Defining and Combating the Shadow Government


Jay Sekulow

February 27, 2017

5 min read

National Security



It is unmistakably clear that our federal government’s national security apparatus faces opposition from an ever-expanding and ever-ramifying network of individuals and groups that are prepared to subvert the Constitution, the rule of law and our national security interests in order to advance their own ideological precommitments.

One way to think of this network is a shadow government, a metaphor that has attained a progressively larger public profile over the past several months. This network denotes individuals and groups bound together by a common ideological worldview that takes precedence over norms of democratic governance.

To understand this issue more intelligibly, it is useful to define the term shadow government. Several related ideas and concepts undergird this term.

First, the term shadow government issues forth from the notion of a shadow cabinet. The term shadow cabinet originated out of parliamentary forms of government wherein the losing party in an election campaign appoints members of its party to “shadow” officials appointed by the ruling party. Members of the shadow cabinet are selected by party leaders to represent the party’s own political interests, a process that is advanced by publicly critiquing the policy agenda of the party in power.

Second, in our non-parliamentary system, the idea of a shadow government, secret government, or invisible government signifies that real and actual political power resides or ought to reside, not with elected representatives, but with private individuals, government bureaucrats, judges and elites, who exercise power and influence behind the scenes in order to bend the so-called arc of justice to favor their preferences. Power, in this view, is to be wielded by individuals who are linked by an overarching ideological agenda committed to an expansion of the administrative state, grounded in the proclivity of progressives to delegate power to unaccountable experts outside of the scrutiny of democratic institutions. That is, experts exercise power beyond the reach of the Constitution and democratically elected representatives including the President and Congress.

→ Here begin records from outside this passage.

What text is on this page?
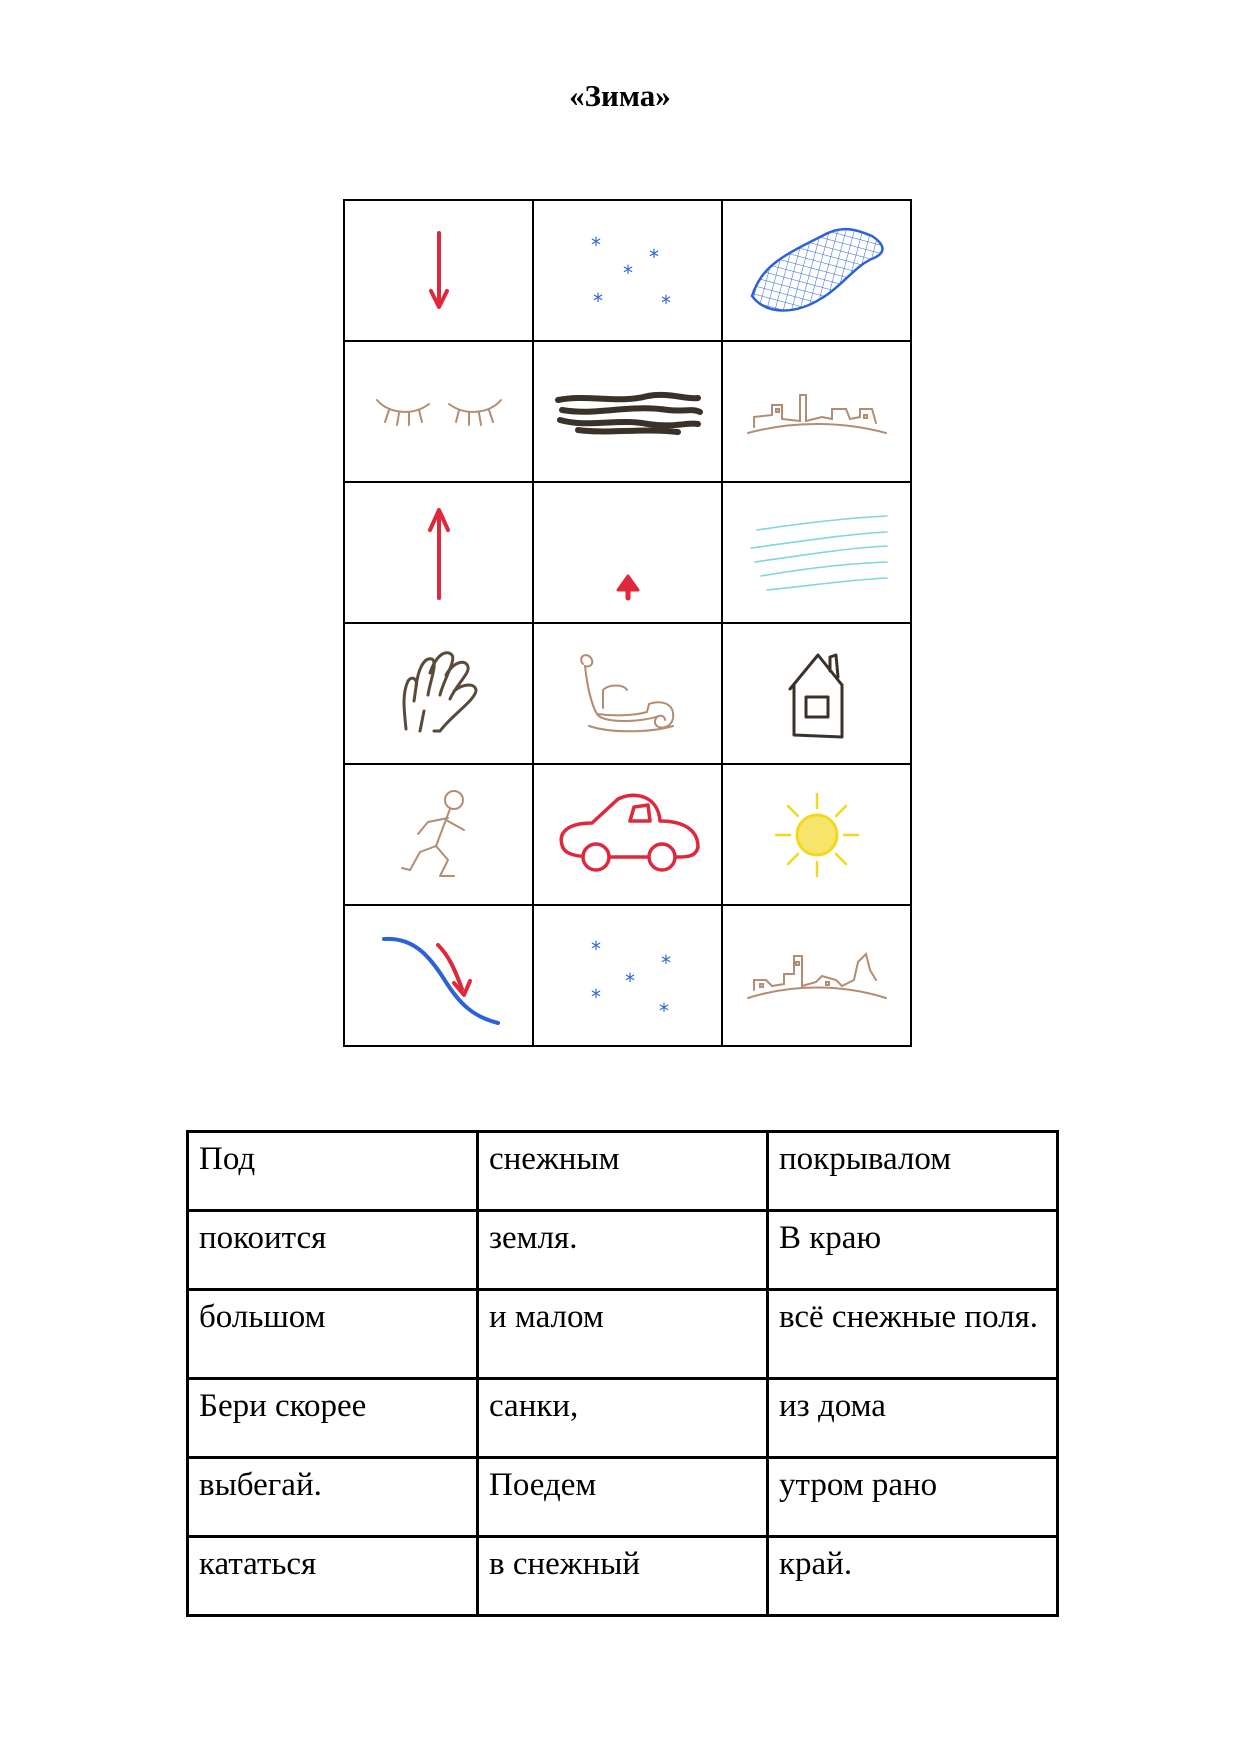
«Зима»

* *
*
* *

*
*
*
*
*

Под	снежным	покрывалом
покоится	земля.	В краю
большом	и малом	всё снежные поля.
Бери скорее	санки,	из дома
выбегай.	Поедем	утром рано
кататься	в снежный	край.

Third, properly appreciated, shadow government supporters maintain that the official elected government is, and ought to be, subservient to its shadow, which holds or ought to hold, true executive power. Shadow government proponents include members of the administrative bureaucracy. They believe that the government, or at least certain levers of government, ought to be secretly controlled by elites who wish to remain secretive about their desire to manipulate policy, that is, until one of their chosen representatives assumes presidential power.

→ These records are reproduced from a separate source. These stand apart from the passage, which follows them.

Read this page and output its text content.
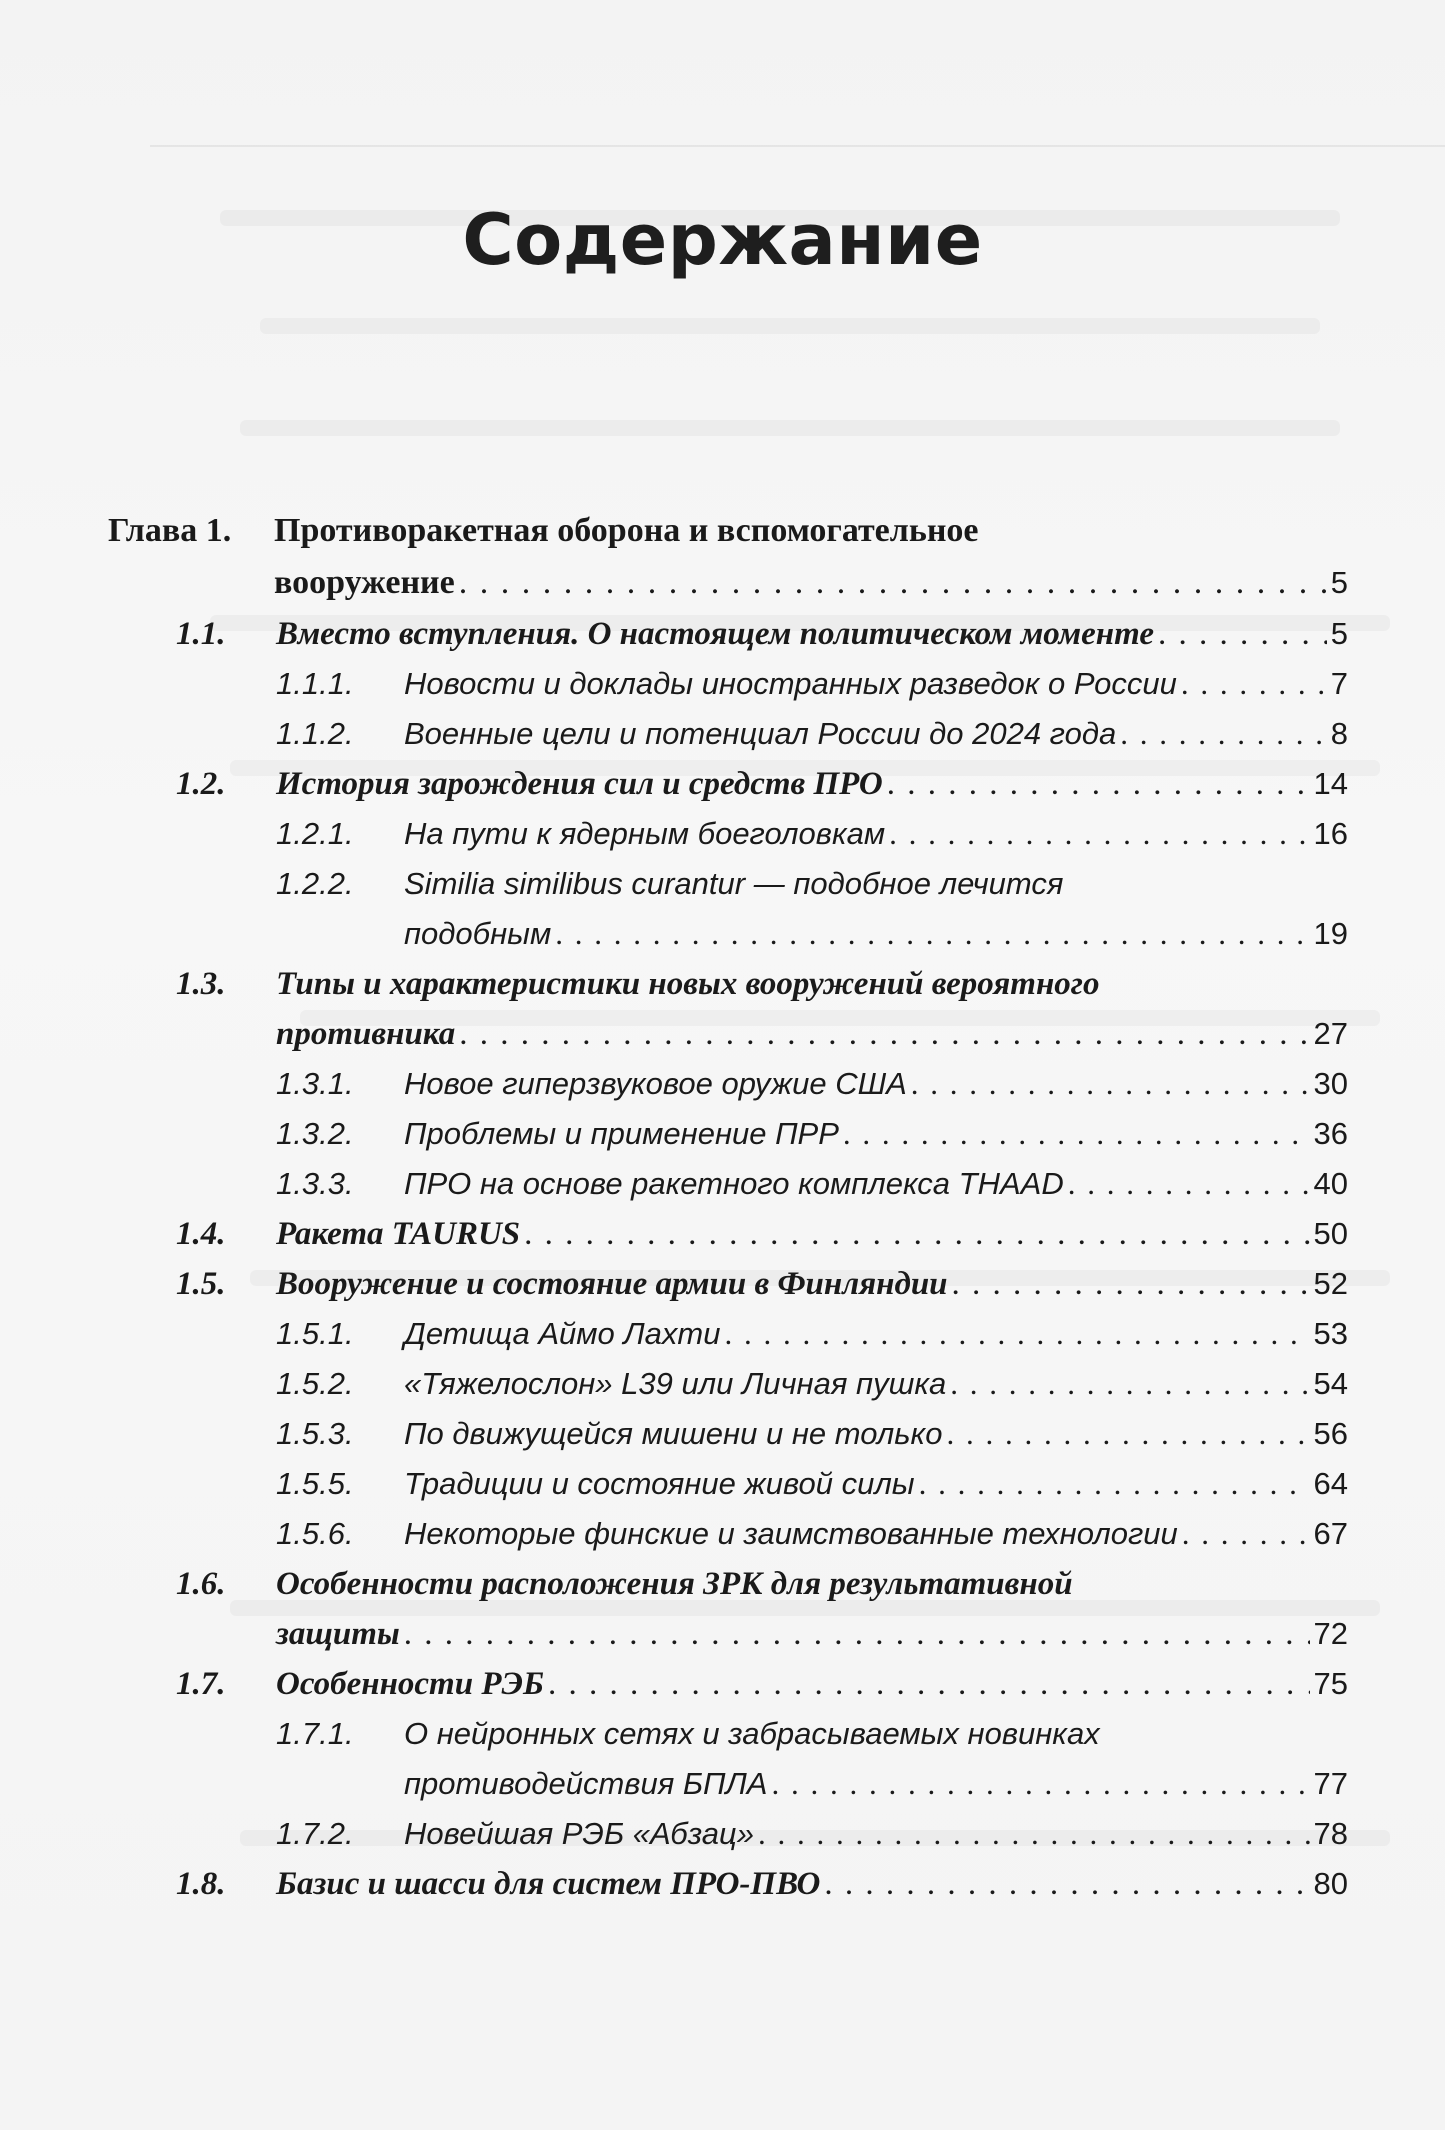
Содержание
Глава 1.	Противоракетная оборона и вспомогательное
вооружение . . .	5
1.1.	Вместо вступления. О настоящем политическом моменте . . .	5
1.1.1.	Новости и доклады иностранных разведок о России . . .	7
1.1.2.	Военные цели и потенциал России до 2024 года . . .	8
1.2.	История зарождения сил и средств ПРО . . .	14
1.2.1.	На пути к ядерным боеголовкам . . .	16
1.2.2.	Similia similibus curantur — подобное лечится
подобным . . .	19
1.3.	Типы и характеристики новых вооружений вероятного
противника . . .	27
1.3.1.	Новое гиперзвуковое оружие США . . .	30
1.3.2.	Проблемы и применение ПРР . . .	36
1.3.3.	ПРО на основе ракетного комплекса THAAD . . .	40
1.4.	Ракета TAURUS . . .	50
1.5.	Вооружение и состояние армии в Финляндии . . .	52
1.5.1.	Детища Аймо Лахти . . .	53
1.5.2.	«Тяжелослон» L39 или Личная пушка . . .	54
1.5.3.	По движущейся мишени и не только . . .	56
1.5.5.	Традиции и состояние живой силы . . .	64
1.5.6.	Некоторые финские и заимствованные технологии . . .	67
1.6.	Особенности расположения ЗРК для результативной
защиты . . .	72
1.7.	Особенности РЭБ . . .	75
1.7.1.	О нейронных сетях и забрасываемых новинках
противодействия БПЛА . . .	77
1.7.2.	Новейшая РЭБ «Абзац» . . .	78
1.8.	Базис и шасси для систем ПРО-ПВО . . .	80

Fourth, in contemporary terms, the notion of a shadow government can be linked to the concept of a shadow party, a recent development that even many Democrats worry about. The Democratic Party apparatus and organization worry particularly about an organization called Organizing for America (OFA), an Obama-linked group that has led the fight against the Trump Administration. OFA represents the fact that many Obama loyalists have zero faith in state party organization and seek to create independent groups largely controlled by insiders who do not necessarily publicly state their positions on a raft of issues.

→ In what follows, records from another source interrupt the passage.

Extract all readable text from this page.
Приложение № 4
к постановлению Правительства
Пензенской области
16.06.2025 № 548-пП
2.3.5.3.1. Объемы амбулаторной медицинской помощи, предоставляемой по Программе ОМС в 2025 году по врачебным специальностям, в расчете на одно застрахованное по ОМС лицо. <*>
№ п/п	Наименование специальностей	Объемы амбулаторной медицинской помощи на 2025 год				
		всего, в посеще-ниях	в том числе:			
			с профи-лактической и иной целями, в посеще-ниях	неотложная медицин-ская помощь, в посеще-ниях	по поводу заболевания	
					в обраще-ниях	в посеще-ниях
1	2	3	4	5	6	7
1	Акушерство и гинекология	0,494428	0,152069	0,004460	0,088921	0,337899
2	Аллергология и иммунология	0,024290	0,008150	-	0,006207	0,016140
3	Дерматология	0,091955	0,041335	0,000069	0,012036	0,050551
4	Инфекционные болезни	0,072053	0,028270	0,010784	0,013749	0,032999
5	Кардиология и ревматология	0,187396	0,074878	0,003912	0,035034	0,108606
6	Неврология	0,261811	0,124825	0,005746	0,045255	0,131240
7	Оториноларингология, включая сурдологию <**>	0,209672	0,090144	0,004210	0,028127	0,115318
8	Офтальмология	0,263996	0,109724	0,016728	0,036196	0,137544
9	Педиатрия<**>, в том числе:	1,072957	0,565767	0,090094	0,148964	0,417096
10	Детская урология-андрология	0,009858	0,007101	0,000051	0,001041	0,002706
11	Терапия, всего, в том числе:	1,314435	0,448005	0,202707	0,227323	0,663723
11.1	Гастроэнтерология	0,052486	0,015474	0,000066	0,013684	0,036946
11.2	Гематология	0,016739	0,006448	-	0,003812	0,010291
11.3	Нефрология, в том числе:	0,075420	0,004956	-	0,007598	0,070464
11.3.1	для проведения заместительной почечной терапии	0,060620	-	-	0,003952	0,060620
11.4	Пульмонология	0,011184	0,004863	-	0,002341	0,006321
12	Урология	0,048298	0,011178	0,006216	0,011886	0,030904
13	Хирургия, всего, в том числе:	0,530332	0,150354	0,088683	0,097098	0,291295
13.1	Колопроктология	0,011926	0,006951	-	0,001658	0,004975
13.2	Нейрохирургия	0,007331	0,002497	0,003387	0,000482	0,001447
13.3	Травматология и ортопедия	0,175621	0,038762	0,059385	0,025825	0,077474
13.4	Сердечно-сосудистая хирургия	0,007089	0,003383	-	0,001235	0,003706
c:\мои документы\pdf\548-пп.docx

In addition, informal links have surfaced between Obama loyalists, outsiders, and members of the administrative state, including members of the Deep State bureaucracy located within America’s intelligence community. Consistent with this intuition, Bryan Dean Wright, a Democrat and former CIA operative, argues that some of America’s spies owe a greater allegiance to a partisan agenda than the Constitution as part of their zealous opposition to President Trump. As a consequence, it is apparent that disloyal operatives are prepared to leak classified information in order to serve their own goals and objectives.

As the ACLJ has reported previously:

While opponents of President Trump have become emboldened in the wake of General Flynn’s resignation as the National Security Adviser, and while the media has reveled in a frenzy of self-righteous outrage that conceals its glee, it is important to observe that his resignation was sparked by leaked information coming from unelected bureaucrats within our nation’s intelligence apparatus, seemingly provoked by their deep distaste for the new Administration. Even more ominously, some of these bureaucrats are perhaps motivated by their loyalties to the Obama Administration.

All Americans who are committed to the rule of law, irrespective of their own political affiliation, ought to mobilize to oppose the growth and expansion of a shadow government, a move that includes the disclosure of classified information in violation of the law. The ACLJ has filed freedom of information requests to discover why Obama officials, including former Attorney General Lynch and James Clapper, the former Director of National Intelligence, changed the rules to expand the number of individuals who could access confidential nonpublic information a mere 17 days before the end of the Obama Administration. This move facilitated leaks of classified information that culminated in General Flynn’s resignation.

Bureaucrats, including Obama loyalists, have sworn to uphold and defend the Constitution, irrespective of their views of the Trump Administration. If they want to oppose his policies, there is no reason why they cannot resign and launch a full-scale public campaign against such policies as part of the democratic process. They should resign rather than engage in the kind of insubordination made infamous by former Acting Attorney Sally Yates’s refusal to enforce President Trump’s lawful Executive Order.

Federal officials, from the president all the way down to the lowest-level of bureaucrats, owe their duty and loyalty to the Constitution, not partisanship.

The future of the republic depends on such efforts. The shadow government must end now.